Look to the Heavens: four asteroids set to fly by on Yom Kippur

“Before the great and terrible day of Hashem comes,* I will set portents in the sky and on earth: Blood and fire and pillars of smoke;”

Joel

3:

3

(the israel bible)

October 4, 2022

3 min read

As Jews around the world look to the heavens on Yom Kippur, four asteroids will fly by, unseen and the remains of another asteroid will drift past.

The asteroids  2022 SM21 and 2022 SO11 will pass by the earth on Tuesday night, the beginning of the Yom Kippur holiday. 2018 VG and 2022 SJ28 will make their passes the following day. 

SM21, estimated to be anywhere between 9 and 20 meters in width, is expected to pass at a distance of 1.86 million kilometers while traveling at a speed of 54,252 kilometers per hour. 2022 SO11 is house-sized and will pass within 1.1 million kilometers of our planet. The next day, the bus-sized 2018 VG will pass within seven million kilometers of the earth. The 18-meter wide  SJ28 will pass within 5.7 million kilometers of the earth.   

It is also interesting to note that on September 26, the holiday of Rosh Hashana, NASA carried out its Double Asteroid Redirection Test (DART) mission. The DART mission used what is called the kinetic impactor technique which involves using a solar-powered electric propulsion system to smash the spacecraft into the asteroid in the hopes of deflecting it into a different trajectory, steering it away from the Earth’s orbital path. 

After a ten-month journey, the NASA craft smashed into Dimorphos, a 170-meter across asteroid orbiting another slightly larger asteroid named Didymos. The impact generated a plume 10,000 kilometers long that is still visible to astronomers.

Rabbi Yosef Berger, the rabbi of King David’s Tomb on Mount Zion, 

“The asteroids by themselves are not alarming or even shocking,” the rabbi noted. “But they come in the context of a rather alarming year. Until a few years ago, troubles were localized. Wars were between two countries.”

“Every person in the world was touched by COVID,” the rabbi said. “For the first time in eighty years, war threatens to engulf the world and there are threats of nuclear weapons. We are beginning the year after the shemittah (sabbatical year). The sages tell us that this is when the Son of David comes. The Talmud states that wars increase in the year after shemittah.”

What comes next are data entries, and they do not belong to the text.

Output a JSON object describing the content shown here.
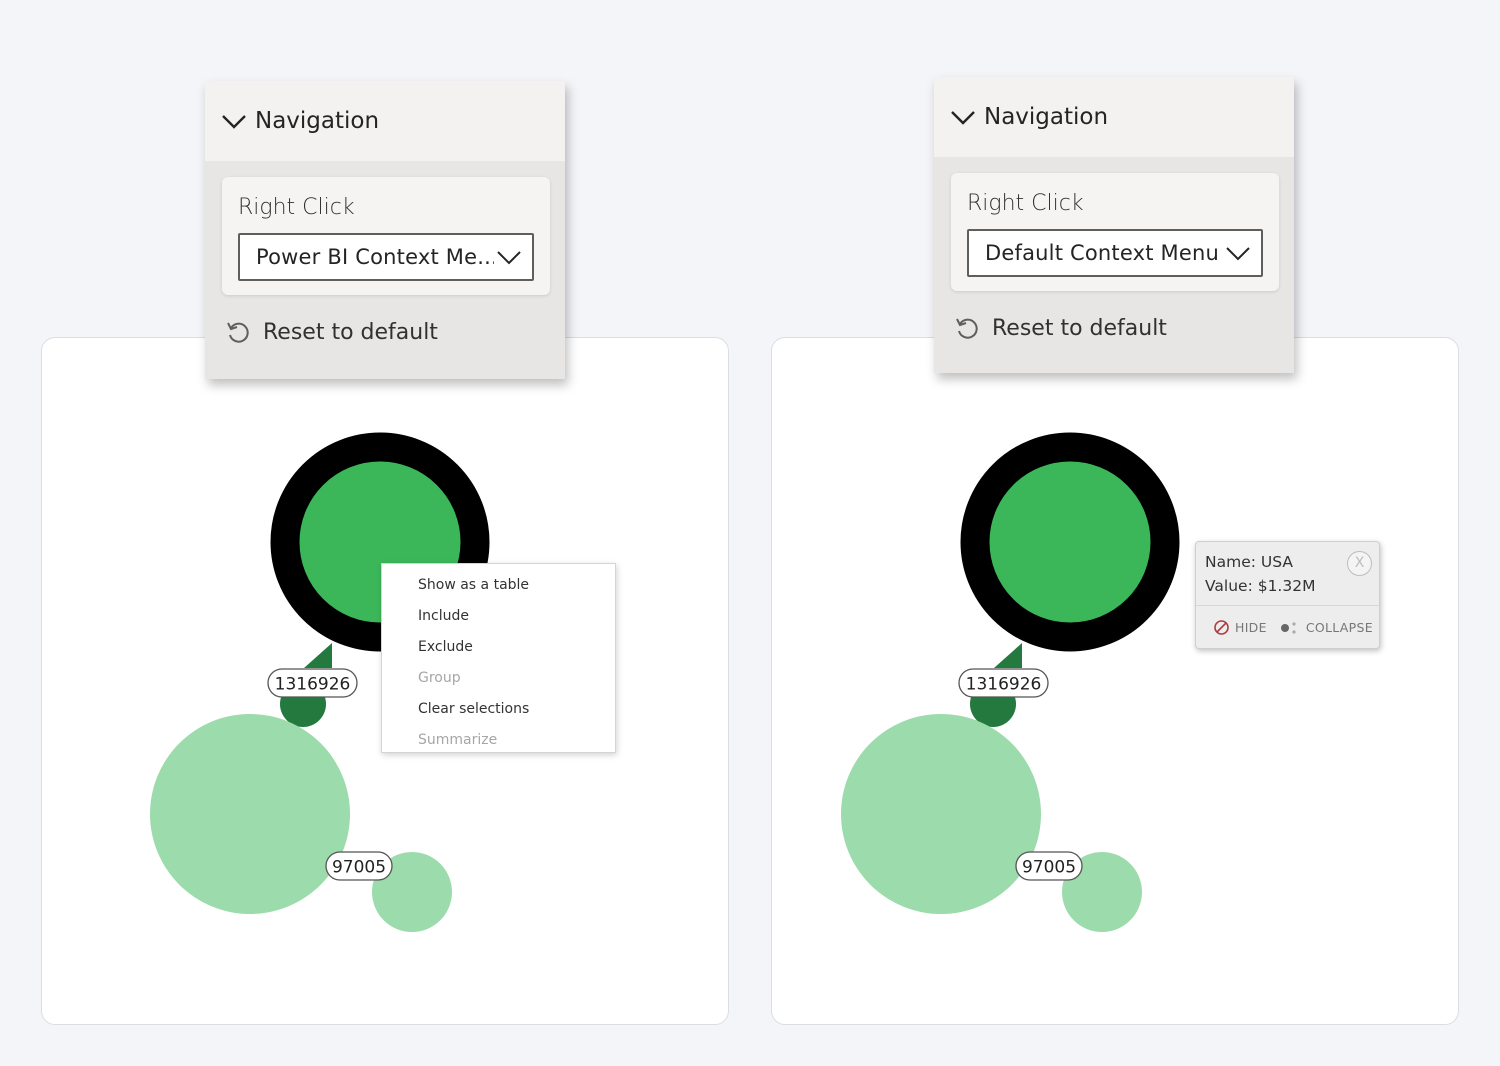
{
  "colors": {
    "node_dark": "#000000",
    "node_green": "#3bb75a",
    "node_dark_green": "#23793e",
    "node_light_green": "#9cdbab",
    "background": "#f4f5f9"
  },
  "left_panel": {
    "section_title": "Navigation",
    "field_label": "Right Click",
    "select_value": "Power BI Context Me...",
    "reset_label": "Reset to default"
  },
  "right_panel": {
    "section_title": "Navigation",
    "field_label": "Right Click",
    "select_value": "Default Context Menu",
    "reset_label": "Reset to default"
  },
  "graph": {
    "nodes": [
      {
        "label": "1316926"
      },
      {
        "label": "97005"
      }
    ]
  },
  "context_menu": {
    "items": [
      {
        "label": "Show as a table",
        "enabled": true
      },
      {
        "label": "Include",
        "enabled": true
      },
      {
        "label": "Exclude",
        "enabled": true
      },
      {
        "label": "Group",
        "enabled": false
      },
      {
        "label": "Clear selections",
        "enabled": true
      },
      {
        "label": "Summarize",
        "enabled": false
      }
    ]
  },
  "tooltip": {
    "name_line": "Name: USA",
    "value_line": "Value: $1.32M",
    "close_label": "X",
    "hide_label": "HIDE",
    "collapse_label": "COLLAPSE"
  }
}
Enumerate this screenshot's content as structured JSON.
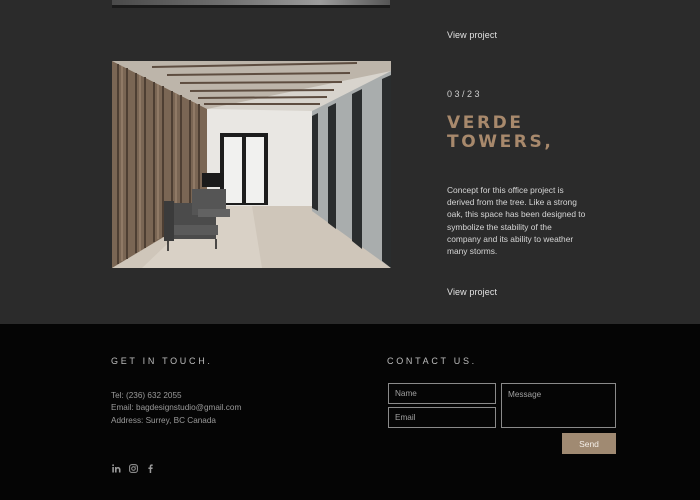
{
  "project_prev": {
    "view_label": "View project"
  },
  "project": {
    "counter": "03/23",
    "title_line1": "VERDE",
    "title_line2": "TOWERS,",
    "description": "Concept for this office project is derived from the tree. Like a strong oak, this space has been designed to symbolize the stability of the company and its ability to weather many storms.",
    "view_label": "View project"
  },
  "footer": {
    "get_in_touch": "GET IN TOUCH.",
    "tel": "Tel: (236) 632 2055",
    "email": "Email: bagdesignstudio@gmail.com",
    "address": "Address: Surrey, BC Canada",
    "social_icons": [
      "linkedin-icon",
      "instagram-icon",
      "facebook-icon"
    ],
    "contact_us": "CONTACT US.",
    "form": {
      "name_placeholder": "Name",
      "email_placeholder": "Email",
      "message_placeholder": "Message",
      "send_label": "Send"
    }
  },
  "colors": {
    "page_bg": "#2b2b2b",
    "footer_bg": "#050505",
    "accent": "#a8896c",
    "button_bg": "#a08a72"
  }
}
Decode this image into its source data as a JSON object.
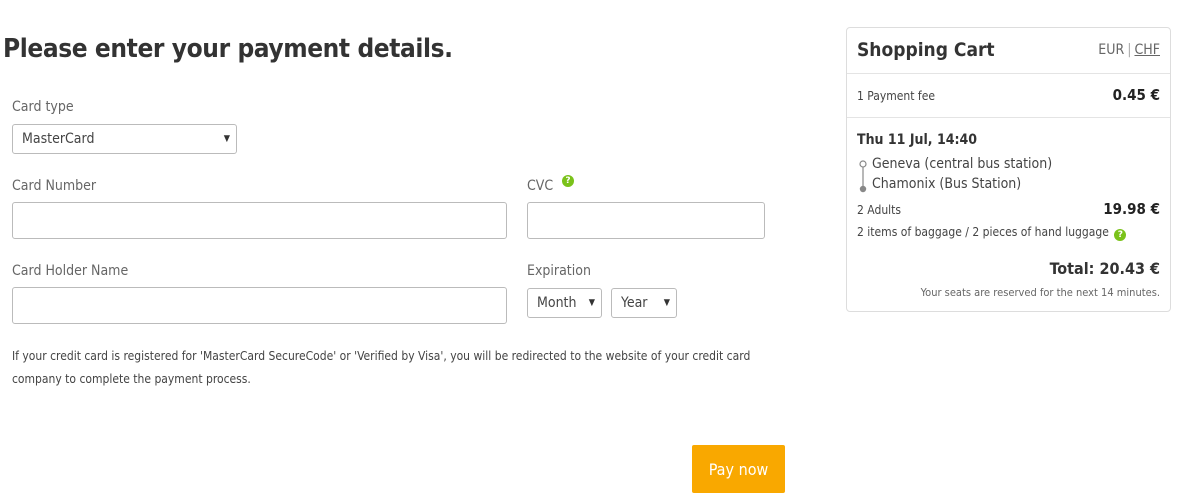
{
  "page_title": "Please enter your payment details.",
  "form": {
    "card_type_label": "Card type",
    "card_type_value": "MasterCard",
    "card_number_label": "Card Number",
    "card_number_value": "",
    "cvc_label": "CVC",
    "cvc_value": "",
    "card_holder_label": "Card Holder Name",
    "card_holder_value": "",
    "expiration_label": "Expiration",
    "month_value": "Month",
    "year_value": "Year",
    "help_glyph": "?",
    "note": "If your credit card is registered for 'MasterCard SecureCode' or 'Verified by Visa', you will be redirected to the website of your credit card company to complete the payment process.",
    "pay_label": "Pay now"
  },
  "cart": {
    "title": "Shopping Cart",
    "currency_eur": "EUR",
    "currency_separator": "|",
    "currency_chf": "CHF",
    "fee_label": "1 Payment fee",
    "fee_value": "0.45 €",
    "trip_date": "Thu 11 Jul, 14:40",
    "from": "Geneva (central bus station)",
    "to": "Chamonix (Bus Station)",
    "passengers": "2 Adults",
    "passengers_price": "19.98 €",
    "baggage": "2 items of baggage / 2 pieces of hand luggage",
    "total": "Total: 20.43 €",
    "reserved_note": "Your seats are reserved for the next 14 minutes."
  },
  "colors": {
    "pay_button": "#f9a800",
    "help_icon": "#7ac21a"
  },
  "icons": [
    "help-icon",
    "dropdown-arrow-icon",
    "route-line-icon"
  ]
}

Rabbi Berger referred to the solar eclipse that transversed the continental United States in August 2017, the first in 99 years. Before the eclipse took place, Rabbi Berger cited a prophecy in a text titled the Yalkut Moshe (“Collection of Moses”) written by Rabbi Moshe ben Yisrael Benyamin in Safed in 1894. The eclipse took place precisely at the beginning of the Hebrew month Elul. The prophecy stated that when a solar eclipse occurs at the beginning of the month of Elul, “kings of the East will suffer great loss”. The Yalkut Moshe also stated that the solar eclipse presaged great storms. 

When a lunar eclipse took place in July 2019, Rabbi Berger found a reference in the Yalkut Moshe making a similar prediction. 

“When the moon is eclipsed in Tammuz, a king of ‘luazi’ [secular nations] will die suddenly and a great confusion will follow, leading to great problems,” the Yalkut Moshe wrote.

“The Queen of England passed recently, marking the beginning of the process predicted by the Yalkut Moshe,” Rabbi Berger said. “The events may seem disparate and disconnected to us but they are not. When a father wants to change his son’s behavior, he begins with warnings and gradually shows him that there are implications to bad behavior. The father will make the warnings gradually louder and more intense.”                   

“A few small asteroids are nothing to be concerned about,” Rabbi Berger said. “But coming on Yom Kippur after a year such as we experience, and after so many other omens, we should certainly pay attention. Just as a father gives many small hints before punishing his son, so too God is sending us many small hints.”

“On Yom Kippur, the heavens are open to our prayers and our tshuva (repentance),” Rabbi Berger said. “Now is the time to pray like never before.”